Wenn das nächste Mal eine Kanzlermaschine nach Ankara kommt, wird Angela Merkel aussteigen. Dass sich da eine politische oder gar persönliche Freundschaft entwickelt, ist nicht zu erwarten. Erstens hält Erdogan als glaubensstrenger Muslim sowieso Distanz zu fremden Frauen, und zu Merkel wohl besonders. Denn die hat sich in der Türkei als Erfinderin der “privilegierten Partnerschaft” in Verruf gebracht – ein Konzept, das Erdogan öffentlich als “unsittlichen Antrag” abqualifizierte, “so als ob sich der Bräutigam an die Hochzeitstafel setzt und der Braut sagt: ,Lass uns doch einfach gute Freunde bleiben’”. Die “glücklichen Tage” in den türkisch-deutschen Beziehungen seien wohl “erst einmal vorüber”, kommentierte heute die Turkish Daily News. Ein “Alptraum” sei Merkel aber für die Türkei nun auch wieder nicht, meint das Blatt. Schließlich sei ihr Wahlsieg alles andere als grandios ausgefallen.
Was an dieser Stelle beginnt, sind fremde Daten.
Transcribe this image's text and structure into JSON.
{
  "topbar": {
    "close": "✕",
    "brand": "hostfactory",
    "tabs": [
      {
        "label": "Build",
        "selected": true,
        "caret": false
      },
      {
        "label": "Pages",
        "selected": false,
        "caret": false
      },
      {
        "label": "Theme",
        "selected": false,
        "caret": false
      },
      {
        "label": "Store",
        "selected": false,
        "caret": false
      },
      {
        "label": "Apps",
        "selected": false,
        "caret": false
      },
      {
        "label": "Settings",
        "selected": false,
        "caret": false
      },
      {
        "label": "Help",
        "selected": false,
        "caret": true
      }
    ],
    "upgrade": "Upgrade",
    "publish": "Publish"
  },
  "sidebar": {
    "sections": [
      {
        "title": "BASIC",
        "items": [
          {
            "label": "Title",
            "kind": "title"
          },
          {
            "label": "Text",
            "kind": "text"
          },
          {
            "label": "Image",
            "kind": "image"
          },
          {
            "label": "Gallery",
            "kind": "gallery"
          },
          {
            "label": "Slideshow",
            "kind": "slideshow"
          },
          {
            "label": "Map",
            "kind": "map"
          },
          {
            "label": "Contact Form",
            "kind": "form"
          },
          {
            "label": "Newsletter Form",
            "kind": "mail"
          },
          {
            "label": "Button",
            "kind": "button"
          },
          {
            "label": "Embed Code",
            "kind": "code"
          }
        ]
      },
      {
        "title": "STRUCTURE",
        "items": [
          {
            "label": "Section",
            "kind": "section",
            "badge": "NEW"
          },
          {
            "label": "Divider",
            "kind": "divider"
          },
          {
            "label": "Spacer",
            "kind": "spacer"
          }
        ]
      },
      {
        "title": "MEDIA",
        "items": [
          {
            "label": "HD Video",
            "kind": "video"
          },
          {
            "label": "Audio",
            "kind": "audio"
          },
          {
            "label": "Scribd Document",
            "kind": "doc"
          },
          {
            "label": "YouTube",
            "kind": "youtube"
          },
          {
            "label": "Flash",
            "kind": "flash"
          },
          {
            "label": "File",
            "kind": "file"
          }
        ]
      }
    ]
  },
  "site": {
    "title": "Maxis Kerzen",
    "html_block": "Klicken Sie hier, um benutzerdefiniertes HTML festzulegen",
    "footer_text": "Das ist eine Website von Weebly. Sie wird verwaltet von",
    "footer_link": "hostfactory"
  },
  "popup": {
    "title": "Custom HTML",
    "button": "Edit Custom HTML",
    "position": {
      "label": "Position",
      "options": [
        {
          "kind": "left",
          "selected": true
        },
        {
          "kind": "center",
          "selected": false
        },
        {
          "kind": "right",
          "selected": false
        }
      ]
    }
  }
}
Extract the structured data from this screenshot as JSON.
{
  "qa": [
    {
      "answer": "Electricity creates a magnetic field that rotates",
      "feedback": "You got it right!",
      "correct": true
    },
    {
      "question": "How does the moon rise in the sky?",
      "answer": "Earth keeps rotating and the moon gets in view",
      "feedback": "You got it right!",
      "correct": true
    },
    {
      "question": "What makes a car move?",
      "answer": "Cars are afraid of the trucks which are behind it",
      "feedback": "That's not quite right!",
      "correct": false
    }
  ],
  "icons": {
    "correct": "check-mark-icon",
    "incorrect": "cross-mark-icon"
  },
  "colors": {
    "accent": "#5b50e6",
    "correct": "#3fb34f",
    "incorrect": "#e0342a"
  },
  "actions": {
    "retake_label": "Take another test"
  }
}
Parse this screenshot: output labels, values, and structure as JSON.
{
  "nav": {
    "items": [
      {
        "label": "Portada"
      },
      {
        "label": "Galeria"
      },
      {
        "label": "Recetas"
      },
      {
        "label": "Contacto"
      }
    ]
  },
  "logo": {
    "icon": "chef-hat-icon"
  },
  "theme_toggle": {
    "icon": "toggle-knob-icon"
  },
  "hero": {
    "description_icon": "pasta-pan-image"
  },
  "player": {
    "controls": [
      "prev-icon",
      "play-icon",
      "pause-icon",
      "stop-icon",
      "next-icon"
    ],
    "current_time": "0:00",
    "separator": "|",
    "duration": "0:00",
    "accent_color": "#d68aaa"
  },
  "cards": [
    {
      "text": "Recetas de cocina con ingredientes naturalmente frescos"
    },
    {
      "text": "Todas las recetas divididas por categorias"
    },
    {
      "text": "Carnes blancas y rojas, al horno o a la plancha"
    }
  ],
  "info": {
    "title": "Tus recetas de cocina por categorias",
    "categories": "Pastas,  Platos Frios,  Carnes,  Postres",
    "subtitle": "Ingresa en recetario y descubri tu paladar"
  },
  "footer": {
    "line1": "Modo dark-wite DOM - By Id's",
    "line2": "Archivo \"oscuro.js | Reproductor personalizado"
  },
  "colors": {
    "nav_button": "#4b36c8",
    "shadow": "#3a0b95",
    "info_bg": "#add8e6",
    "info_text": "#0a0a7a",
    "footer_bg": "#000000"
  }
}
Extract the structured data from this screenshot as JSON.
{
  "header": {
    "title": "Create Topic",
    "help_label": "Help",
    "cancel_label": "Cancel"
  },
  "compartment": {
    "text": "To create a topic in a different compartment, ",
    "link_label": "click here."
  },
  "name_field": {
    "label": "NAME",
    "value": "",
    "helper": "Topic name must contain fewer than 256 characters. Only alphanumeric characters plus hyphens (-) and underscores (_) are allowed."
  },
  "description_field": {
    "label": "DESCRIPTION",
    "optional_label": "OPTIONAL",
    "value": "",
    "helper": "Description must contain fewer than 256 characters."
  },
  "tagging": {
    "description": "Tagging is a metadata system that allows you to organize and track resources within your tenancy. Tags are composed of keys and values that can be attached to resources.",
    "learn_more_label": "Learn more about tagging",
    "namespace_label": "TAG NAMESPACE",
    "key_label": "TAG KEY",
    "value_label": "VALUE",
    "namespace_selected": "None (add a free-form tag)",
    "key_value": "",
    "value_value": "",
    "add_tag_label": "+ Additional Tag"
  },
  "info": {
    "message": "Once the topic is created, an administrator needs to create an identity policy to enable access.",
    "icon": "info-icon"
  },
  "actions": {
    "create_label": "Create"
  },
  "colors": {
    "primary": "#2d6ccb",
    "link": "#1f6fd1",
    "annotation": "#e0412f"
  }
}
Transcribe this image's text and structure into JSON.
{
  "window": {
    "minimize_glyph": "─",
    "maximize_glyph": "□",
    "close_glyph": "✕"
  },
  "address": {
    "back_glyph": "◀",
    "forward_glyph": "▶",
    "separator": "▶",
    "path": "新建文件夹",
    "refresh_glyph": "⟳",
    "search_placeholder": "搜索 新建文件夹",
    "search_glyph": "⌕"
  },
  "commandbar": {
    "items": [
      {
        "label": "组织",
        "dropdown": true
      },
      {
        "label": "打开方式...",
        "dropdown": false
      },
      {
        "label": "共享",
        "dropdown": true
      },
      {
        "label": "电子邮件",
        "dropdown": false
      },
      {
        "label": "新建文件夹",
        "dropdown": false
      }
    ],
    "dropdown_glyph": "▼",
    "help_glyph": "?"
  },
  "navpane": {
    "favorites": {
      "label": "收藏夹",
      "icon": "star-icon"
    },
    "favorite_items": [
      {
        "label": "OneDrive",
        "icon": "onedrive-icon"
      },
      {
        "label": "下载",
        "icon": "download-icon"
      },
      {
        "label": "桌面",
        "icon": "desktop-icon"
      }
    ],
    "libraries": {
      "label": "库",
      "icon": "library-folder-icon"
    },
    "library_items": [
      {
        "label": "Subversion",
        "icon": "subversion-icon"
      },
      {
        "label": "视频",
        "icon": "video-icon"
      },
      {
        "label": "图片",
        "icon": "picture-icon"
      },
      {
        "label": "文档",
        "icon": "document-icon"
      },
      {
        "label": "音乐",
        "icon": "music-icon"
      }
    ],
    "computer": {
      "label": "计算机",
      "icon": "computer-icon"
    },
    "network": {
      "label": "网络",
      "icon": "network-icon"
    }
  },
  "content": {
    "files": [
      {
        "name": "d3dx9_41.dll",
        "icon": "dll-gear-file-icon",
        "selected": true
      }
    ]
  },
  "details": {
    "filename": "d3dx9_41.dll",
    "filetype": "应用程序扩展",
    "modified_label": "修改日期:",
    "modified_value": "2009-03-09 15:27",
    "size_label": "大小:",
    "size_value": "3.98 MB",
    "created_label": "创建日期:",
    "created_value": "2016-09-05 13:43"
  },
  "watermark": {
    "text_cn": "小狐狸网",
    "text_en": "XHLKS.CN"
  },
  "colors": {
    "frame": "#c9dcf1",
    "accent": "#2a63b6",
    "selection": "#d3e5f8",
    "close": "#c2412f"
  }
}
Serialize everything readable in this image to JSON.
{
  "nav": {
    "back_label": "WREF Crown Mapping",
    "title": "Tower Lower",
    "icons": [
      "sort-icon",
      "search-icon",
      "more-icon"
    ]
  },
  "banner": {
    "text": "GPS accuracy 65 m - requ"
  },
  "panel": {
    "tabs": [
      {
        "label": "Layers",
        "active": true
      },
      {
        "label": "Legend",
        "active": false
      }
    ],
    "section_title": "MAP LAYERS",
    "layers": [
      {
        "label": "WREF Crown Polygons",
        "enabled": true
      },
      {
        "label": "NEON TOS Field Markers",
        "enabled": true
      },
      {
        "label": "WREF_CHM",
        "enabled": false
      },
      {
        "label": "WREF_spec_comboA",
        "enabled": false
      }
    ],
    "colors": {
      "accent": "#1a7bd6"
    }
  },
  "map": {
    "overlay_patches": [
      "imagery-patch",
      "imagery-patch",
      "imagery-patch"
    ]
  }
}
Türkische Kommentatoren führen das nicht zuletzt auf Merkels “Anti-Türkei-Kampagne” zurück, die nach hinten losgegangen sei. Erdogan würdigte die Stimmenverluste der Union sogar als “erfreuliches Ergebnis” und gratulierte nicht etwa Merkel zum Wahlausgang – sondern seinem Freund Schröder. Die Aussicht auf eine große Koalition in Berlin sorgt jetzt in Ankara für neue Erleichterung. In einem Regierungsbündnis mit der SPD sei Merkel “neutralisiert”, meint der außenpolitische Kolumnist Sami Kohen.

Aber sorgenfrei ist man in Ankara nicht. Zwar liegt der EU-Beitritt, den die designierte Kanzlerin verhindern möchte, sowieso noch in weiter Ferne. Erleben werden ihn wohl weder Merkel noch Erdogan als aktive Politiker – sofern er überhaupt kommt. Aber die jetzt beginnenden Beitrittsverhandlungen sind voller Hürden und Klippen für die Türkei. Und da wird Erdogan seinen Fürsprecher Schröder sicher manches Mal schmerzlich vermissen.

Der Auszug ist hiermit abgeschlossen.